Background
Bankers Insurance Company underwrote a $100,000 bond to secure the release of Cristian Omar Cruzpartida, who was charged with various felonies in San Mateo County. When Cruzpartida failed to appear at a pretrial conference in April 2024, his defense counsel asked to approach the bench and indicated “there is a reason” for the absence. After an off-the-record discussion, the court stated it was not forfeiting the bond based on “the information given at the bench.”

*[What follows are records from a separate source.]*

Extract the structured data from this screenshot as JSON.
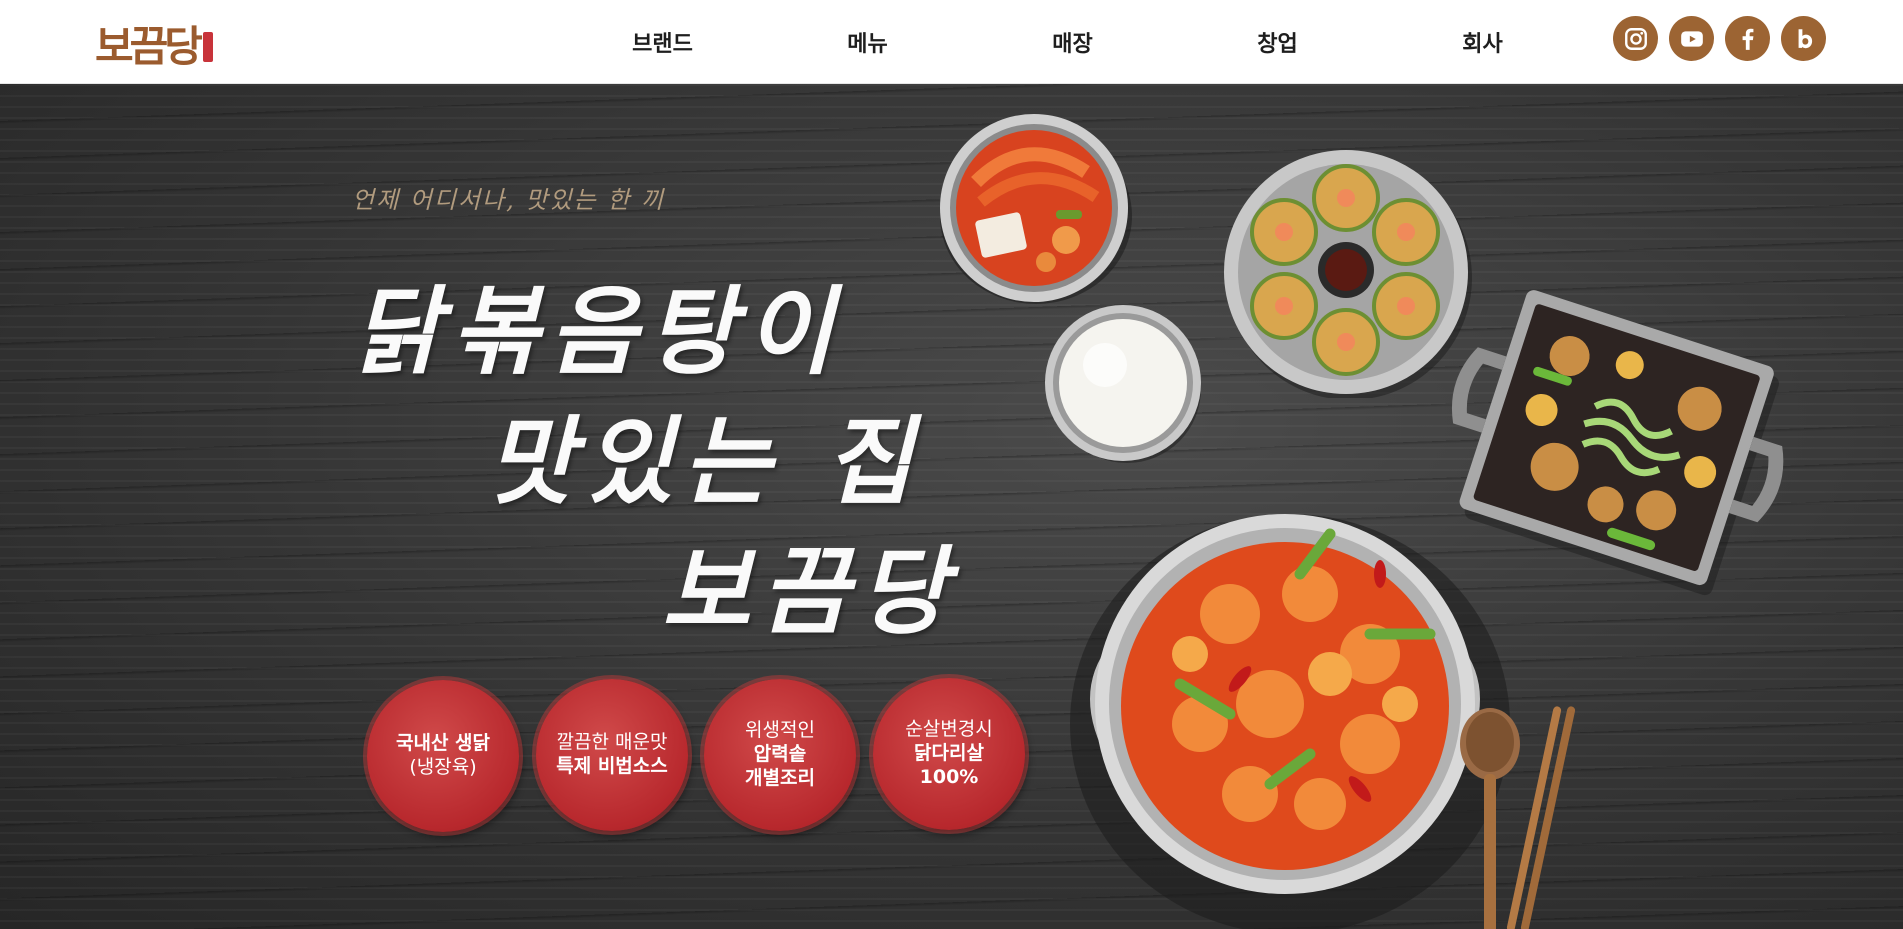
{
  "header": {
    "logo_text": "보끔당",
    "nav": [
      {
        "label": "브랜드"
      },
      {
        "label": "메뉴"
      },
      {
        "label": "매장"
      },
      {
        "label": "창업"
      },
      {
        "label": "회사"
      }
    ],
    "social": [
      {
        "icon": "instagram-icon"
      },
      {
        "icon": "youtube-icon"
      },
      {
        "icon": "facebook-icon"
      },
      {
        "icon": "blog-icon"
      }
    ],
    "accent_color": "#9c6433"
  },
  "hero": {
    "tagline": "언제 어디서나, 맛있는 한 끼",
    "title_lines": [
      "닭볶음탕이",
      "맛있는 집",
      "보끔당"
    ],
    "badges": [
      {
        "line1": "국내산 생닭",
        "line2": "(냉장육)",
        "line3": ""
      },
      {
        "line1": "깔끔한 매운맛",
        "line2": "특제 비법소스",
        "line3": ""
      },
      {
        "line1": "위생적인",
        "line2": "압력솥",
        "line3": "개별조리"
      },
      {
        "line1": "순살변경시",
        "line2": "닭다리살",
        "line3": "100%"
      }
    ],
    "badge_color": "#b8282d"
  }
}
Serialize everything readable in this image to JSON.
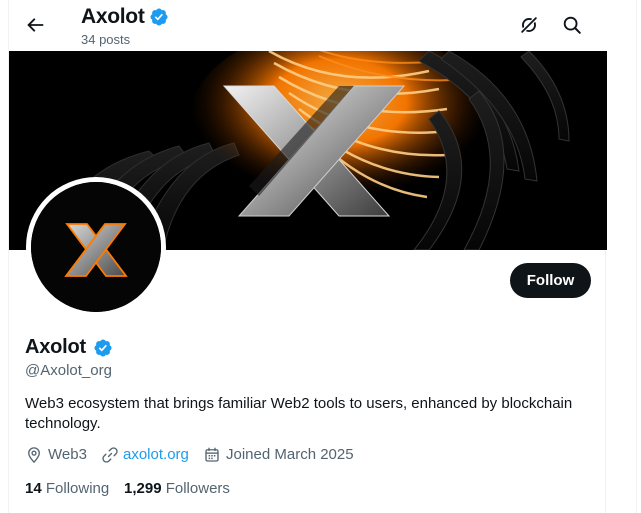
{
  "header": {
    "name": "Axolot",
    "posts_count": "34 posts"
  },
  "profile": {
    "name": "Axolot",
    "handle": "@Axolot_org",
    "bio": "Web3 ecosystem that brings familiar Web2 tools to users, enhanced by blockchain technology.",
    "location": "Web3",
    "website": "axolot.org",
    "joined": "Joined March 2025",
    "following_count": "14",
    "following_label": "Following",
    "followers_count": "1,299",
    "followers_label": "Followers",
    "follow_label": "Follow",
    "verified": true
  },
  "icons": {
    "back": "arrow-left-icon",
    "grok": "grok-icon",
    "search": "search-icon",
    "verified": "verified-badge-icon",
    "location": "location-pin-icon",
    "link": "link-icon",
    "calendar": "calendar-icon"
  },
  "colors": {
    "accent": "#1d9bf0",
    "text": "#0f1419",
    "muted": "#536471",
    "banner_glow": "#ff7a00"
  }
}
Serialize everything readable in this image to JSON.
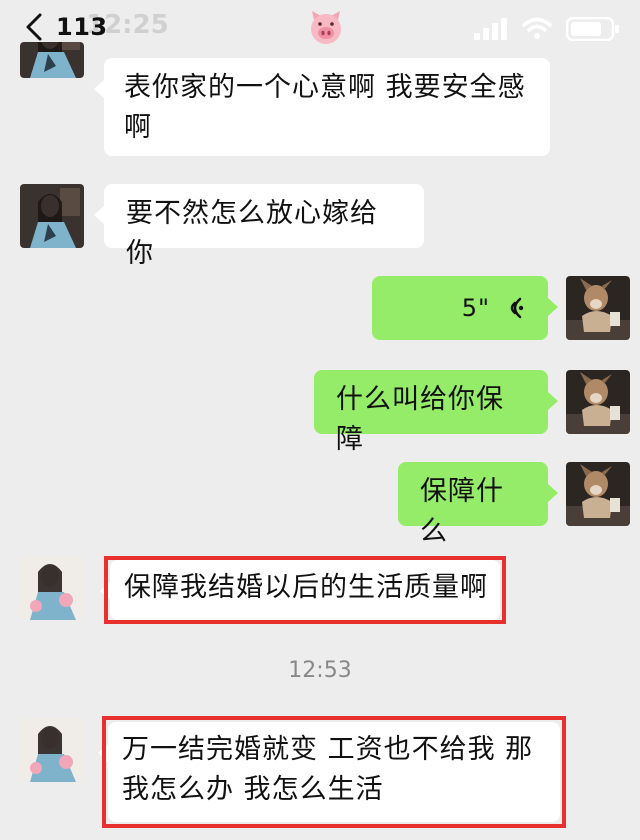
{
  "status_bar": {
    "back_count": "113",
    "time": "12:25",
    "contact_emoji": "pig-face"
  },
  "messages": [
    {
      "side": "left",
      "type": "text",
      "lines": [
        "表你家的一个心意啊  我要安全感",
        "啊"
      ]
    },
    {
      "side": "left",
      "type": "text",
      "text": "要不然怎么放心嫁给你"
    },
    {
      "side": "right",
      "type": "voice",
      "duration": "5\""
    },
    {
      "side": "right",
      "type": "text",
      "text": "什么叫给你保障"
    },
    {
      "side": "right",
      "type": "text",
      "text": "保障什么"
    },
    {
      "side": "left",
      "type": "text",
      "text": "保障我结婚以后的生活质量啊",
      "highlighted": true
    },
    {
      "side": "left",
      "type": "text",
      "lines": [
        "万一结完婚就变  工资也不给我  那",
        "我怎么办  我怎么生活"
      ],
      "highlighted": true
    }
  ],
  "timestamp": "12:53",
  "colors": {
    "background": "#ededed",
    "bubble_sent": "#95ec69",
    "bubble_received": "#ffffff",
    "highlight_box": "#e8302f"
  }
}
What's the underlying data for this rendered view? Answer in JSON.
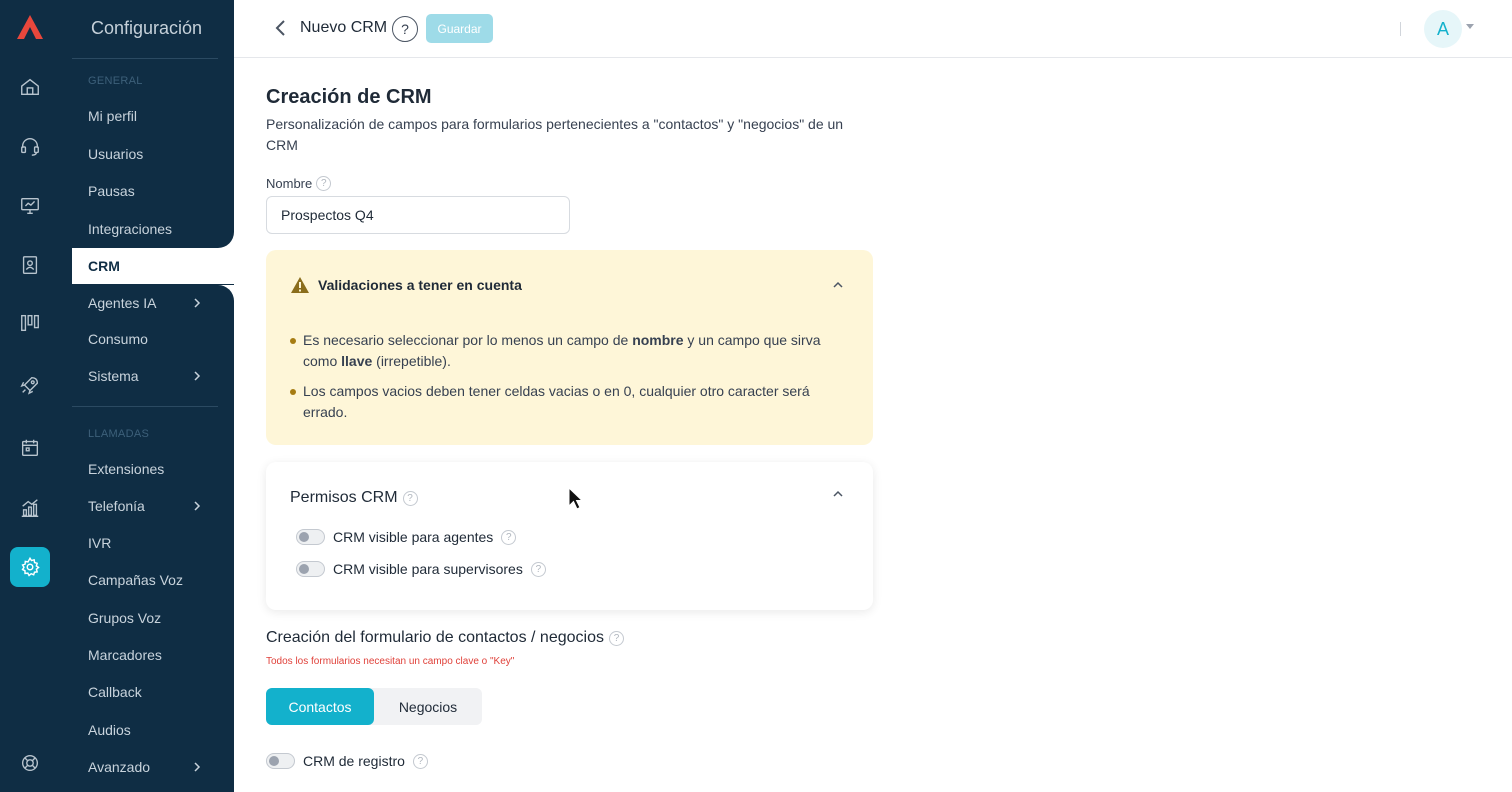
{
  "nav": {
    "title": "Configuración",
    "section_general": "GENERAL",
    "section_llamadas": "LLAMADAS",
    "items_general": [
      {
        "label": "Mi perfil"
      },
      {
        "label": "Usuarios"
      },
      {
        "label": "Pausas"
      },
      {
        "label": "Integraciones"
      },
      {
        "label": "CRM"
      },
      {
        "label": "Agentes IA"
      },
      {
        "label": "Consumo"
      },
      {
        "label": "Sistema"
      }
    ],
    "items_llamadas": [
      {
        "label": "Extensiones"
      },
      {
        "label": "Telefonía"
      },
      {
        "label": "IVR"
      },
      {
        "label": "Campañas Voz"
      },
      {
        "label": "Grupos Voz"
      },
      {
        "label": "Marcadores"
      },
      {
        "label": "Callback"
      },
      {
        "label": "Audios"
      },
      {
        "label": "Avanzado"
      }
    ]
  },
  "header": {
    "title": "Nuevo CRM",
    "help": "?",
    "save_label": "Guardar",
    "avatar_initial": "A"
  },
  "main": {
    "title": "Creación de CRM",
    "description": "Personalización de campos para formularios pertenecientes a \"contactos\" y \"negocios\" de un CRM",
    "name_label": "Nombre",
    "name_value": "Prospectos Q4",
    "validations": {
      "title": "Validaciones a tener en cuenta",
      "item1_a": "Es necesario seleccionar por lo menos un campo de ",
      "item1_b": "nombre",
      "item1_c": " y un campo que sirva como ",
      "item1_d": "llave",
      "item1_e": " (irrepetible).",
      "item2": "Los campos vacios deben tener celdas vacias o en 0, cualquier otro caracter será errado."
    },
    "permissions": {
      "title": "Permisos CRM",
      "toggle_agents": "CRM visible para agentes",
      "toggle_supervisors": "CRM visible para supervisores"
    },
    "form": {
      "title": "Creación del formulario de contactos / negocios",
      "warning": "Todos los formularios necesitan un campo clave o \"Key\"",
      "tab_contacts": "Contactos",
      "tab_business": "Negocios",
      "registry_toggle": "CRM de registro"
    }
  },
  "colors": {
    "sidebar": "#0f2d44",
    "accent": "#13b1cc",
    "warning_bg": "#fef6d8",
    "error_text": "#e0413a"
  }
}
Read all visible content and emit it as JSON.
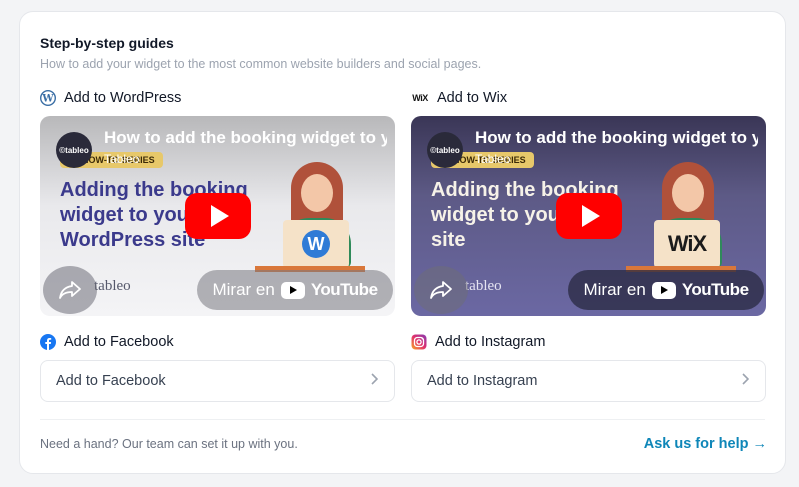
{
  "header": {
    "title": "Step-by-step guides",
    "subtitle": "How to add your widget to the most common website builders and social pages."
  },
  "guides": {
    "wordpress": {
      "label": "Add to WordPress",
      "icon": "wordpress-icon",
      "video": {
        "title": "How to add the booking widget to y",
        "channel": "Tableo",
        "channel_avatar_text": "©tableo",
        "series_badge": "HOW-TO SERIES",
        "headline": "Adding the booking widget to your WordPress site",
        "watermark": "tableo",
        "watch_label": "Mirar en",
        "youtube_word": "YouTube"
      }
    },
    "wix": {
      "label": "Add to Wix",
      "icon": "wix-icon",
      "icon_text": "WiX",
      "logo_text": "WiX",
      "video": {
        "title": "How to add the booking widget to y",
        "channel": "Tableo",
        "channel_avatar_text": "©tableo",
        "series_badge": "HOW-TO SERIES",
        "headline": "Adding the booking widget to your Wix site",
        "watermark": "tableo",
        "watch_label": "Mirar en",
        "youtube_word": "YouTube"
      }
    },
    "facebook": {
      "label": "Add to Facebook",
      "icon": "facebook-icon",
      "button_label": "Add to Facebook"
    },
    "instagram": {
      "label": "Add to Instagram",
      "icon": "instagram-icon",
      "button_label": "Add to Instagram"
    }
  },
  "footer": {
    "help_text": "Need a hand? Our team can set it up with you.",
    "help_link": "Ask us for help →"
  },
  "colors": {
    "accent_link": "#0e86b8",
    "youtube_red": "#ff0000",
    "facebook_blue": "#1877f2"
  }
}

Cruzpartida failed to appear again two weeks later, and the court declared the bond forfeited. After multiple unsuccessful motions to vacate the forfeiture — including attempts to show Cruzpartida had been deported — Bankers finally argued, seven months later, that the court had lost jurisdiction by failing to forfeit the bond after the first nonappearance. The trial court denied this motion, and Bankers appealed.
The Court’s Holding
The First District Court of Appeal affirmed. Under Penal Code section 1305.1, a court may continue a case without forfeiting a bail bond if it has reason to believe sufficient excuse may exist for the failure to appear. The court held that the record here fell squarely within this provision: defense counsel affirmatively indicated a reason existed, conveyed that reason to the court off the record, and the court stated on the record that it was declining forfeiture based on the information received.
The court distinguished cases where no reason was given and no finding was made, noting this situation was analogous to People v. Frontier Pacific Ins. Co., where the court retained jurisdiction after an off-the-record discussion as long as it stated on the record that sufficient excuse existed. The court also noted that immigration-related documents in the record supported a reasonable inference that Cruzpartida’s absence was related to ongoing deportation proceedings.
Key Takeaways
- A trial court need not place the specific reason for a defendant’s nonappearance on the record to retain jurisdiction over a bond — an on-the-record acknowledgment that sufficient excuse was discussed off the record is enough.
- Bail bond sureties should raise jurisdictional objections at the time of the first nonappearance or risk forfeiting the argument through delay.
- Courts review a finding of sufficient excuse under the abuse of discretion standard, and all reasonable inferences support the court’s order.
- Even speculative reasons for nonappearance (such as a defendant being “available soon”) can satisfy the low bar for retaining bond jurisdiction under section 1305.1.
Why It Matters
This decision clarifies that bail bond companies cannot wait months to challenge a court’s jurisdiction over a bond and then rely on the absence of details in the record to win on appeal. For bail sureties and their attorneys, the practical message is clear: object immediately or risk losing the jurisdictional argument. The ruling also provides comfort to trial courts that they need not publicly disclose sensitive reasons — such as immigration proceedings — for a defendant’s absence, as long as they place their finding on the record.
For California criminal defense practitioners, the case reaffirms the broad discretion trial courts have under section 1305.1 to keep bonds intact when defense counsel communicates any rational basis for a defendant’s absence, even without full public disclosure.